South Korea’s crypto industry is bracing for another round of potentially stringent regulations, with a financial regulatory chief hinting that, after subjecting crypto exchanges to some of the world’s most stringent regulations, the decentralized finance (DeFi) and non-fungible token (NFT) sectors were next in line.
The head of the Financial Intelligence Unit (FIU), Kim Jeong-gak, stated that South Korea was keeping an eye on future Financial Action Task Force (FATF) recommendations on NFTs and DeFi, and that the country would strive for “international consistency.”
He did, however, add:
“We will discuss how to [regulate the two sectors] with relevant ministries, and these [decisions] will be reflected in [amended] financial law.”

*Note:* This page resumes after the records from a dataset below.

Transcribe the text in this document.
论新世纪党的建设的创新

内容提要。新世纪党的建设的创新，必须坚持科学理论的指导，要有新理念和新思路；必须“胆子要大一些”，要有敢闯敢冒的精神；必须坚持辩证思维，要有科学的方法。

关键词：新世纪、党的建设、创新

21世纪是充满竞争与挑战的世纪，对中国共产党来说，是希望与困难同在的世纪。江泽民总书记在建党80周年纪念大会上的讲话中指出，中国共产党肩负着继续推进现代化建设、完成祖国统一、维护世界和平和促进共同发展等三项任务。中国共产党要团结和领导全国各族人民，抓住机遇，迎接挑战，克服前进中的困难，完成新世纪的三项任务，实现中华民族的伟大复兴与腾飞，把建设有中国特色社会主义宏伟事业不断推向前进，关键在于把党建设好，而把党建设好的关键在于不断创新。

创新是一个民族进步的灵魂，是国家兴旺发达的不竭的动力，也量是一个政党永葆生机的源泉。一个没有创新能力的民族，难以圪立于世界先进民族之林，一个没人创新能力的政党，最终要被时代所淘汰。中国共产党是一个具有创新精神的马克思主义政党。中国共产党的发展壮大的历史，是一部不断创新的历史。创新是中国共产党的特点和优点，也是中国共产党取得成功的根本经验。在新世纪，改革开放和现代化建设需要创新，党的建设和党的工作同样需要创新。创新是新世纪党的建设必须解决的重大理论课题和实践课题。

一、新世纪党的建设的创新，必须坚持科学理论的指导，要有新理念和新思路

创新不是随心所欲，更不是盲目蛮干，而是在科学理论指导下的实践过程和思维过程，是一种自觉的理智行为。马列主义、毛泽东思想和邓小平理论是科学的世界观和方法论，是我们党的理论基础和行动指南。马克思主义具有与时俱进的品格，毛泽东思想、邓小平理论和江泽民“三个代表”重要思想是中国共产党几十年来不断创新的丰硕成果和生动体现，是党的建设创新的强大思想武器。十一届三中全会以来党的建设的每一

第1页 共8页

Kim also issued a warning to the crypto exchange sector, which is already reeling from a crackdown that has resulted in only four trading platforms trading coins for fiat KRW. According to Kim, the FIU intends to “manage and supervise virtual currency exchanges using the same strict standards as banks.”
He claimed that money laundering was more likely in the cryptoasset market than in highly regulated financial institutions such as banks.
He stated that regulators “need to focus more on” cryptoasset business operators and that firms would be “closely monitored” in the future.
So far, the FIU has granted full operating permits to only two exchanges: Korbit, the nation’s first trading platform, and Upbit, the market leader, with applications from rivals Bithumb and Coinone still pending. The rest of the country’s once-thriving exchange industry has been forced to close or offer crypto-only trading.
According to critics, the government and regulators have allowed a four-company “monopoly” or “oligopoly” to emerge, killing off promising, innovative firms in the process.
However, Kim dismissed such criticism, reportedly saying:
“Concern about monopolies is a natural phenomenon that arises during the implementation of a new system.”